Celebrity Touch Target: Steven Cojocaru
Why: Because I am having a celebrity touching dry spell lately and
this C-list television fashion critic just happened to be standing there
Where: Los Angeles International Airport
How: They say that clothes make the man, but in the case of
fashion victim… oops I mean critic… Steven Cojocaru, I would argue that hair
makes the man… look like a woman. I noticed Meg
Ryan standing
in the United Airlines Premier Executive line (that would mean she was BEHIND
me) boarding a flight to San Francisco. Then, as the fluorescent light caught
just the right angle, I noticed that Meg Ryan was actually fashion gadfly
Steven Cojocaru.

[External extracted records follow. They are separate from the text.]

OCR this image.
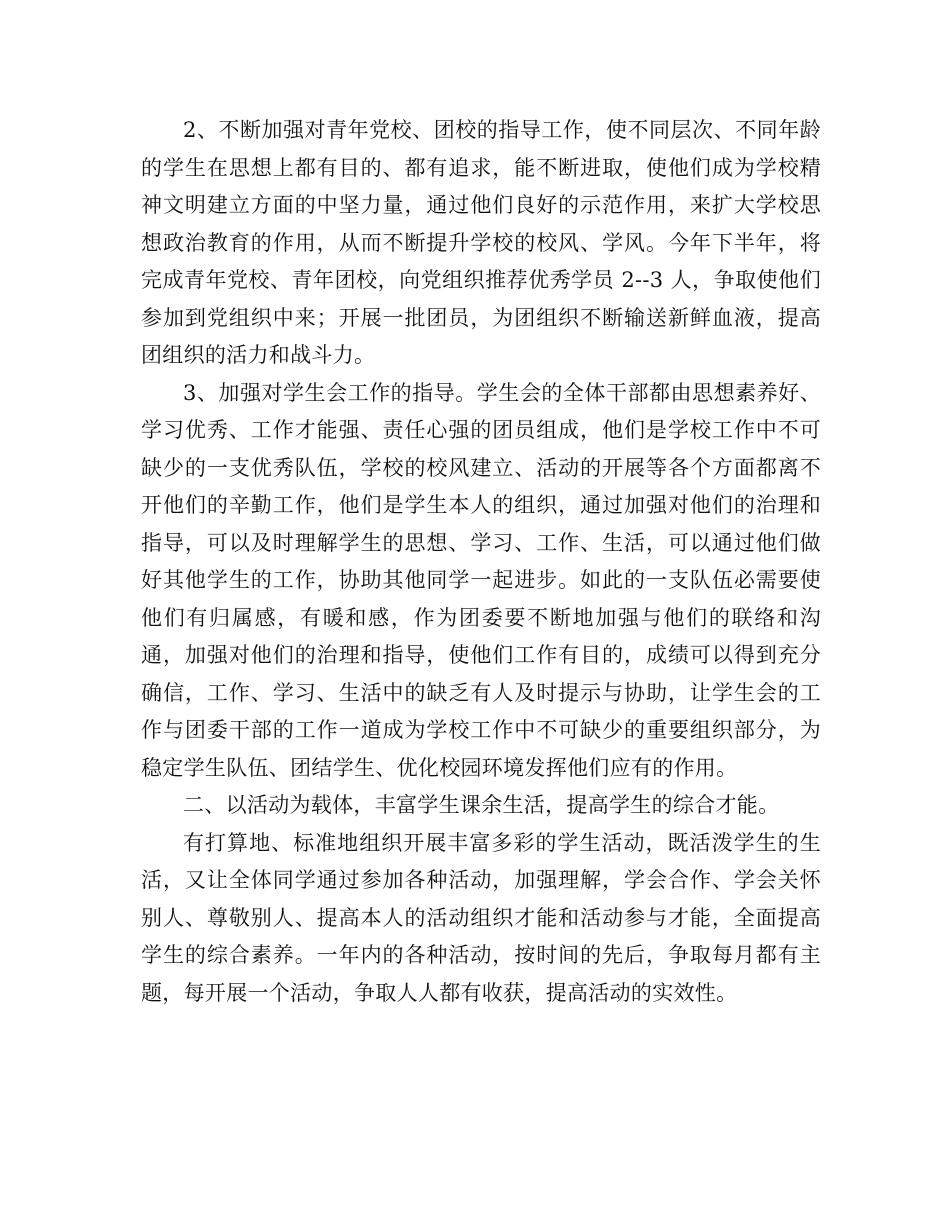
2、不断加强对青年党校、团校的指导工作，使不同层次、不同年龄的学生在思想上都有目的、都有追求，能不断进取，使他们成为学校精神文明建立方面的中坚力量，通过他们良好的示范作用，来扩大学校思想政治教育的作用，从而不断提升学校的校风、学风。今年下半年，将完成青年党校、青年团校，向党组织推荐优秀学员 2--3 人，争取使他们参加到党组织中来；开展一批团员，为团组织不断输送新鲜血液，提高团组织的活力和战斗力。

3、加强对学生会工作的指导。学生会的全体干部都由思想素养好、学习优秀、工作才能强、责任心强的团员组成，他们是学校工作中不可缺少的一支优秀队伍，学校的校风建立、活动的开展等各个方面都离不开他们的辛勤工作，他们是学生本人的组织，通过加强对他们的治理和指导，可以及时理解学生的思想、学习、工作、生活，可以通过他们做好其他学生的工作，协助其他同学一起进步。如此的一支队伍必需要使他们有归属感，有暖和感，作为团委要不断地加强与他们的联络和沟通，加强对他们的治理和指导，使他们工作有目的，成绩可以得到充分确信，工作、学习、生活中的缺乏有人及时提示与协助，让学生会的工作与团委干部的工作一道成为学校工作中不可缺少的重要组织部分，为稳定学生队伍、团结学生、优化校园环境发挥他们应有的作用。

二、以活动为载体，丰富学生课余生活，提高学生的综合才能。

有打算地、标准地组织开展丰富多彩的学生活动，既活泼学生的生活，又让全体同学通过参加各种活动，加强理解，学会合作、学会关怀别人、尊敬别人、提高本人的活动组织才能和活动参与才能，全面提高学生的综合素养。一年内的各种活动，按时间的先后，争取每月都有主题，每开展一个活动，争取人人都有收获，提高活动的实效性。
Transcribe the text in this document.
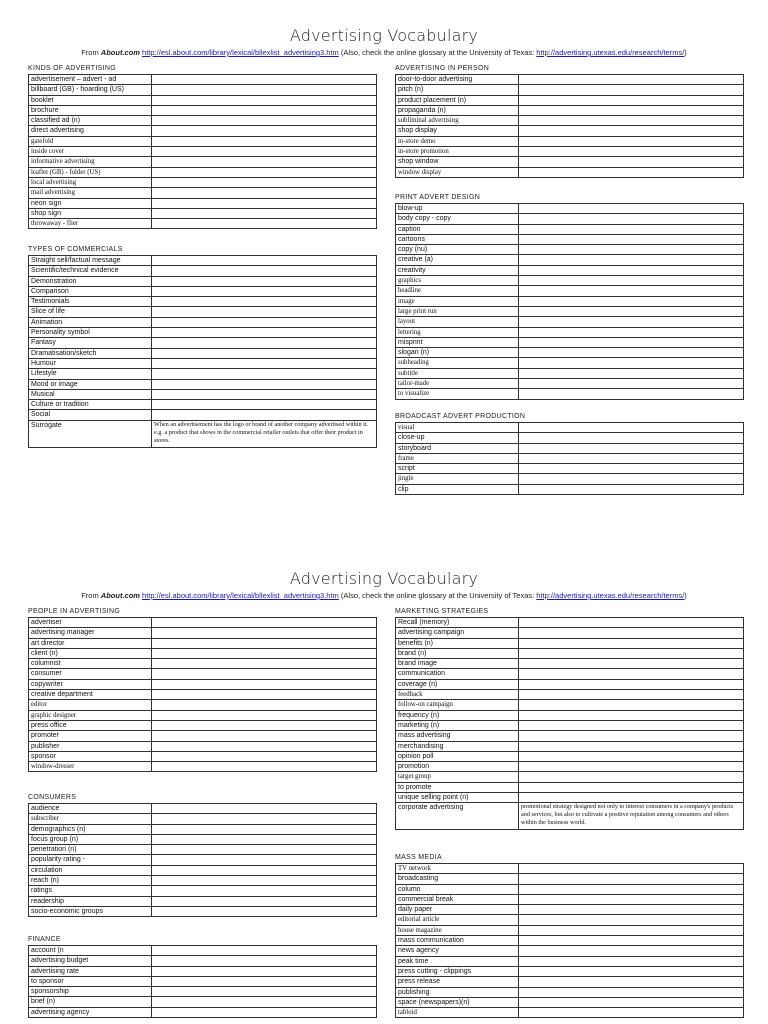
Advertising Vocabulary
From About.com http://esl.about.com/library/lexical/bllexlist_advertising3.htm (Also, check the online glossary at the University of Texas: http://advertising.utexas.edu/research/terms/)
KINDS OF ADVERTISING
advertisement – advert - ad	
billboard (GB) - hoarding (US)	
booklet	
brochure	
classified ad (n)	
direct advertising	
gatefold	
inside cover	
informative advertising	
leaflet (GB) - folder (US)	
local advertising	
mail advertising	
neon sign	
shop sign	
throwaway - flier	
TYPES OF COMMERCIALS
Straight sell/factual message	
Scientific/technical evidence	
Demonstration	
Comparison	
Testimonials	
Slice of life	
Animation	
Personality symbol	
Fantasy	
Dramatisation/sketch	
Humour	
Lifestyle	
Mood or image	
Musical	
Culture or tradition	
Social	
Surrogate	When an advertisement has the logo or brand of another company advertised within it. e.g. a product that shows in the commercial retailer outlets that offer their product in stores.
ADVERTISING IN PERSON
door-to-door advertising	
pitch (n)	
product placement (n)	
propaganda (n)	
subliminal advertising	
shop display	
in-store demo	
in-store promotion	
shop window	
window display	
PRINT ADVERT DESIGN
blow-up	
body copy - copy	
caption	
cartoons	
copy (nu)	
creative (a)	
creativity	
graphics	
headline	
image	
large print run	
layout	
lettering	
misprint	
slogan (n)	
subheading	
subtitle	
tailor-made	
to visualize	
BROADCAST ADVERT PRODUCTION
visual	
close-up	
storyboard	
frame	
script	
jingle	
clip	
Advertising Vocabulary
From About.com http://esl.about.com/library/lexical/bllexlist_advertising3.htm (Also, check the online glossary at the University of Texas: http://advertising.utexas.edu/research/terms/)
PEOPLE IN ADVERTISING
advertiser	
advertising manager	
art director	
client (n)	
columnist	
consumer	
copywriter	
creative department	
editor	
graphic designer	
press office	
promoter	
publisher	
sponsor	
window-dresser	
CONSUMERS
audience	
subscriber	
demographics (n)	
focus group (n)	
penetration (n)	
popularity rating -	
circulation	
reach (n)	
ratings	
readership	
socio-economic groups	
FINANCE
account (n	
advertising budget	
advertising rate	
to sponsor	
sponsorship	
brief (n)	
advertising agency	
MARKETING STRATEGIES
Recall (memory)	
advertising campaign	
benefits (n)	
brand (n)	
brand image	
communication	
coverage (n)	
feedback	
follow-on campaign	
frequency (n)	
marketing (n)	
mass advertising	
merchandising	
opinion poll	
promotion	
target group	
to promote	
unique selling point (n)	
corporate advertising	promotional strategy designed not only to interest consumers in a company's products and services, but also to cultivate a positive reputation among consumers and others within the business world.
MASS MEDIA
TV network	
broadcasting	
column	
commercial break	
daily paper	
editorial article	
house magazine	
mass communication	
news agency	
peak time	
press cutting - clippings	
press release	
publishing	
space (newspapers)(n)	
tabloid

Same stringy, bleached hair, vagina and puffy lips (redundant,
sorry), but just a little more feminine than Meg. Now, granted, Cojo, as he
likes to be called by housewives at the Kohl’s makeup counter, isn’t truly a celebrity, but I
have been celebrity touch-free lately, so we will allow it. In order to touch Flojo, I decided to suddenly
decelerate, letting those people who were just going to get pulled out of line
anyway for not boarding at the right time, breeze past me. This put my modest
caboose on a collision course with the flame-buoyant Today
Show
correspondent. Thankfully, his hair bags must have deployed because he only
gently grazed me, saving me years of therapy if something else would have
bumped into my rump. Celebrity-ish Touch secured!